Have you spotted the problem yet?
It’s the moral hazard. If the IFS is right, and you bail out the strugglers like this, it sends out a very bad message to those who have exercised better control of their finances. It tells institutions that they really don’t need to worry about flinging cash around, and appointing bad leaders at vastly inflated salaries to do that in future, because there’ll always be a pot of taxpayers’ gold at the end of the rainbow if things go wrong. It’s very unfair on universities that have been badly bruised but remain above the line.
In some of these situations it may be worth raising the question of whether mergers with other institutions with more expansive reserves would be preferable to a bailout.

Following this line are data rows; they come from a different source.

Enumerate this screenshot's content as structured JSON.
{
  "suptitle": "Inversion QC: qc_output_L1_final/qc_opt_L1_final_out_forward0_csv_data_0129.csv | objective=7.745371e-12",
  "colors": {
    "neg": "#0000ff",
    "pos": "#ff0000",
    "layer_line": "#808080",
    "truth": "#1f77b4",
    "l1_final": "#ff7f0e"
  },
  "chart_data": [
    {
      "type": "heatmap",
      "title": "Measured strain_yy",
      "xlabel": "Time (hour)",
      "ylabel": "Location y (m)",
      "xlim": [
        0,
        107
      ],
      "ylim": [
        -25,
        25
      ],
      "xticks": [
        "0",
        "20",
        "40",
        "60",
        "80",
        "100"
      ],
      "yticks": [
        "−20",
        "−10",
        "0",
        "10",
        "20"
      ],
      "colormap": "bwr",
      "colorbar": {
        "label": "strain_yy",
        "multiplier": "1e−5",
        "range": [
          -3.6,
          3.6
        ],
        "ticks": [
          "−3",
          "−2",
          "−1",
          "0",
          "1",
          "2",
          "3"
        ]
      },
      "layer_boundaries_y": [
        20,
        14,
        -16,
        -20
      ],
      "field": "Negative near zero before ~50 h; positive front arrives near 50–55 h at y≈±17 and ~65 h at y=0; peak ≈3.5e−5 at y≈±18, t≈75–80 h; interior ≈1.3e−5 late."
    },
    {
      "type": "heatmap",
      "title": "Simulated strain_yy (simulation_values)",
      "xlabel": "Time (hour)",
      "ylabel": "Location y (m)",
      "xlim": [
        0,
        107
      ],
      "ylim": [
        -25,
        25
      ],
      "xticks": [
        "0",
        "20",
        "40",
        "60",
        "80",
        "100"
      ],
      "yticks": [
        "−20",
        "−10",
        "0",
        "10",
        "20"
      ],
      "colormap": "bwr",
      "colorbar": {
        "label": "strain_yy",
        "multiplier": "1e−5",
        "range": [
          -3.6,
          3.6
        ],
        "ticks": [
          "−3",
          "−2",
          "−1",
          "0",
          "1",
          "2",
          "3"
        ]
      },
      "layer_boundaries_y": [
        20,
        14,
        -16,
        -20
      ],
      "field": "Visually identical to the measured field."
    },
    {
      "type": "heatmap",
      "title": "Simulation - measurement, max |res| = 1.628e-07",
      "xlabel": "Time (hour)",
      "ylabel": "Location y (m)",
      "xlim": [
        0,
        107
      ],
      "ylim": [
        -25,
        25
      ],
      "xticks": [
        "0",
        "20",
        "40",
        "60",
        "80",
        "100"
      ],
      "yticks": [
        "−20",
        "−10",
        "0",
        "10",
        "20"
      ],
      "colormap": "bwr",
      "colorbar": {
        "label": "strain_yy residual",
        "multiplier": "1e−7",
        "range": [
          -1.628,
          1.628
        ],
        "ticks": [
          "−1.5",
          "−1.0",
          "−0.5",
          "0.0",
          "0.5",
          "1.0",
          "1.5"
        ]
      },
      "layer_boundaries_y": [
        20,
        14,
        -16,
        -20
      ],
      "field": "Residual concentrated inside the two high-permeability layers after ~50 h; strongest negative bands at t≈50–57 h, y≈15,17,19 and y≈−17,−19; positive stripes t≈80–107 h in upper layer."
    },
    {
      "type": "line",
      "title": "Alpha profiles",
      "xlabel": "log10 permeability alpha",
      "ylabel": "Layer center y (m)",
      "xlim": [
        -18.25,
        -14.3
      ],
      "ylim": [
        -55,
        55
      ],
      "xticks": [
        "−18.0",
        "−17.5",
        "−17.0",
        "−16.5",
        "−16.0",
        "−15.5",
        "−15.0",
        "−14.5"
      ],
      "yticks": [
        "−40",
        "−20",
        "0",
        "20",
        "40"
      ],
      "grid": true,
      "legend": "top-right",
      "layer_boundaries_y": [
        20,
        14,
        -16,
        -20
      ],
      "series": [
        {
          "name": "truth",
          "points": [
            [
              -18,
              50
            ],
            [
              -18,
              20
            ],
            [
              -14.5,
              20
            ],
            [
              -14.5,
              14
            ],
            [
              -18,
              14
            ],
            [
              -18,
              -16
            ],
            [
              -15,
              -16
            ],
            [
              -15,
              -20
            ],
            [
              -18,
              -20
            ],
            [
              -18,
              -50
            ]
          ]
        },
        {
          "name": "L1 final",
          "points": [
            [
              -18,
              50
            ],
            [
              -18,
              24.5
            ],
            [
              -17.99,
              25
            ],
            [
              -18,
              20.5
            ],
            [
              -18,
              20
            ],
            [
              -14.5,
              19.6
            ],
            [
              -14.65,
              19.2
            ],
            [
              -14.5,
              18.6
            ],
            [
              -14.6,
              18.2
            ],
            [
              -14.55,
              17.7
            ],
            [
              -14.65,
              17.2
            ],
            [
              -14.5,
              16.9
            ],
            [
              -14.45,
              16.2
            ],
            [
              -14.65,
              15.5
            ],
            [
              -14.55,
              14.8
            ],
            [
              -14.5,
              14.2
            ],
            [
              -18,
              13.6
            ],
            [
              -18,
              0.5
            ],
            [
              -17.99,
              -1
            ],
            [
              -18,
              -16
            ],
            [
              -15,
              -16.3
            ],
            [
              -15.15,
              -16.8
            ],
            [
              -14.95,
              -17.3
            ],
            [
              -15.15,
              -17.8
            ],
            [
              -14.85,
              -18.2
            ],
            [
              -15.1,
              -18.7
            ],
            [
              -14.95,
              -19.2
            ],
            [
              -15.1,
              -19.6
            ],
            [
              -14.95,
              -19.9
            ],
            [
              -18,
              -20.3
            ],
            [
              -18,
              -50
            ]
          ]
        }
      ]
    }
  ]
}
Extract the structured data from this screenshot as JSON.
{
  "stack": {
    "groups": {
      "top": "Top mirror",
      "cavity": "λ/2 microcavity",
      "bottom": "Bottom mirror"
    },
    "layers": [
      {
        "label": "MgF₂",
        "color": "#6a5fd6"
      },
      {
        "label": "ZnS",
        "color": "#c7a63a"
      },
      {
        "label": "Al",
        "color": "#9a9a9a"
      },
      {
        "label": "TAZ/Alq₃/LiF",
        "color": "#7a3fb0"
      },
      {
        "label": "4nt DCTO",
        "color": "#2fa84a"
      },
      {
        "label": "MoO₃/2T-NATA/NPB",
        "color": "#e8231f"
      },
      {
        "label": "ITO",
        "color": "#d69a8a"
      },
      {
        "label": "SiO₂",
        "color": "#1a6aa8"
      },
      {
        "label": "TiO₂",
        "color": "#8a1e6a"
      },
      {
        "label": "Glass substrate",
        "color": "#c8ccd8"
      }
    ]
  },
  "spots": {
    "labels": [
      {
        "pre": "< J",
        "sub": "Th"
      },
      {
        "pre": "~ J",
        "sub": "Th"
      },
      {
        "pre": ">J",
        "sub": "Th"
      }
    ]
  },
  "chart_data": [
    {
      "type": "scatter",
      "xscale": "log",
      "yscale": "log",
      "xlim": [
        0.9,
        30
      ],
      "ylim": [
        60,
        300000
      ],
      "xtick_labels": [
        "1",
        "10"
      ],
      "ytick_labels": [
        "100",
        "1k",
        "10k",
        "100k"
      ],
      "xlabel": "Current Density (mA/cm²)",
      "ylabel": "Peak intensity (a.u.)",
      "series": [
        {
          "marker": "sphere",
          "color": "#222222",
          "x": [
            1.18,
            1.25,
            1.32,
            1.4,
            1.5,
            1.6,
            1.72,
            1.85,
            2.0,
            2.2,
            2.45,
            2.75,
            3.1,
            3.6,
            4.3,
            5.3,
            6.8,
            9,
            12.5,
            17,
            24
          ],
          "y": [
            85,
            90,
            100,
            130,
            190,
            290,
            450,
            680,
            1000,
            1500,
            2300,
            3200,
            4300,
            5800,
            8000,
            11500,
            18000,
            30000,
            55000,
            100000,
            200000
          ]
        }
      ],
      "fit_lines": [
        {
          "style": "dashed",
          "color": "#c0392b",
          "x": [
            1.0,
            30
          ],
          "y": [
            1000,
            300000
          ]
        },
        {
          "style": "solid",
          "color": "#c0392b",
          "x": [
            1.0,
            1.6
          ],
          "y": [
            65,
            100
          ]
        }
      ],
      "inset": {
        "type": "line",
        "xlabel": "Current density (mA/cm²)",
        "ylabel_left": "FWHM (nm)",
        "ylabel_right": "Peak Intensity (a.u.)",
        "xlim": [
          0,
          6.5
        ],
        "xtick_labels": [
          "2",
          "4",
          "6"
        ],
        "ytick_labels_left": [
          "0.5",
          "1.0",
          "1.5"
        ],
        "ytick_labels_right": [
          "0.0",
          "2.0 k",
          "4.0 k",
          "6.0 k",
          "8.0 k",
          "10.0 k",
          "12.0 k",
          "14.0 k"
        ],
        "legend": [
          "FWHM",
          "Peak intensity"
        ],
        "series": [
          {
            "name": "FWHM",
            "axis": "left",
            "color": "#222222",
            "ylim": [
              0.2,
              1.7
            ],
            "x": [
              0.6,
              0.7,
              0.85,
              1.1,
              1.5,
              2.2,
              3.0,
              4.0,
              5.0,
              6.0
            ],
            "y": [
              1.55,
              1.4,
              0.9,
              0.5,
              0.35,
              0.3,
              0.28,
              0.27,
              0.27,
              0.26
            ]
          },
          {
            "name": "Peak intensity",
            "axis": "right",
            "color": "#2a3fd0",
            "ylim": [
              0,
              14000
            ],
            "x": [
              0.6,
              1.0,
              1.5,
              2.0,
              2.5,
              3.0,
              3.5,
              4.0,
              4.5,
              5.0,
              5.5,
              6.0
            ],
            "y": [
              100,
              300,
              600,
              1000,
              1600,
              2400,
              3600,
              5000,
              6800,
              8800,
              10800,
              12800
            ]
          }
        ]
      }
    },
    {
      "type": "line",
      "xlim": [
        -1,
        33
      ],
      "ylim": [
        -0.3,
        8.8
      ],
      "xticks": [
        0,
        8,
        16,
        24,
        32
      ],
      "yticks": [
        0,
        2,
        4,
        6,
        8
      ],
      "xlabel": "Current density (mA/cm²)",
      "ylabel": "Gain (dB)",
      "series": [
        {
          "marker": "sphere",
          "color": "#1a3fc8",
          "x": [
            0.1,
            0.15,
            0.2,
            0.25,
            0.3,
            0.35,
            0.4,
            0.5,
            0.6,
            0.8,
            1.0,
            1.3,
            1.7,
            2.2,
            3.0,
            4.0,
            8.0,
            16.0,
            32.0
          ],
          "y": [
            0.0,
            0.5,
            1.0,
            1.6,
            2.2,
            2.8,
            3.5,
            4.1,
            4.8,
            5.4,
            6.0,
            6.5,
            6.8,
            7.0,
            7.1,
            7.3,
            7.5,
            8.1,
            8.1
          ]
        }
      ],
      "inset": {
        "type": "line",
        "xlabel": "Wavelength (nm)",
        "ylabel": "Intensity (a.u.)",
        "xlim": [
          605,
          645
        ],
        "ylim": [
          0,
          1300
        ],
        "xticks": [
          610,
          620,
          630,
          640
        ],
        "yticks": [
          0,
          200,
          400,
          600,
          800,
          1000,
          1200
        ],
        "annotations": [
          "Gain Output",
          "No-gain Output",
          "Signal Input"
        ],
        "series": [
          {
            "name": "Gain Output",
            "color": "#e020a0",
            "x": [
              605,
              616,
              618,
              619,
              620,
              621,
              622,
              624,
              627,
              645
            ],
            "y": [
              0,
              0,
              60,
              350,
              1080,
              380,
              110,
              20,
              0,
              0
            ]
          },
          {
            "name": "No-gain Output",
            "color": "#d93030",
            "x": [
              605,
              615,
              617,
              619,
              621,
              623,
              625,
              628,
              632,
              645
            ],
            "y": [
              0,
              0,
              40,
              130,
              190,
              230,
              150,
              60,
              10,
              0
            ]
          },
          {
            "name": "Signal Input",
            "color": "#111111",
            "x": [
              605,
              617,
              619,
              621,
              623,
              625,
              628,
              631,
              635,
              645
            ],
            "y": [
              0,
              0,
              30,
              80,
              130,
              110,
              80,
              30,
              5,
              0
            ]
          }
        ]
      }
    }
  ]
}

If the latter is seen as the only way, then any extra money should, at the very least, come with strings attached.
One should be a demand that the institution so assisted accept a cap on executives’ pay. Last year six universities in England paid their vice chancellors (VCs) £500,000 or more, taking into account salary, bonus and benefits. Figures from the Office for Students also suggested that calls for restraint have had little effect, with average VC pay, not including often lucrative benefits, jumping by 3.5 per cent to £253,000.
It would be unconscionable for a university with a megabucks VC who had presided over a financial failure to be going cap in hand to the government. If these people prove unwilling to accept restraint in that event, then they should go.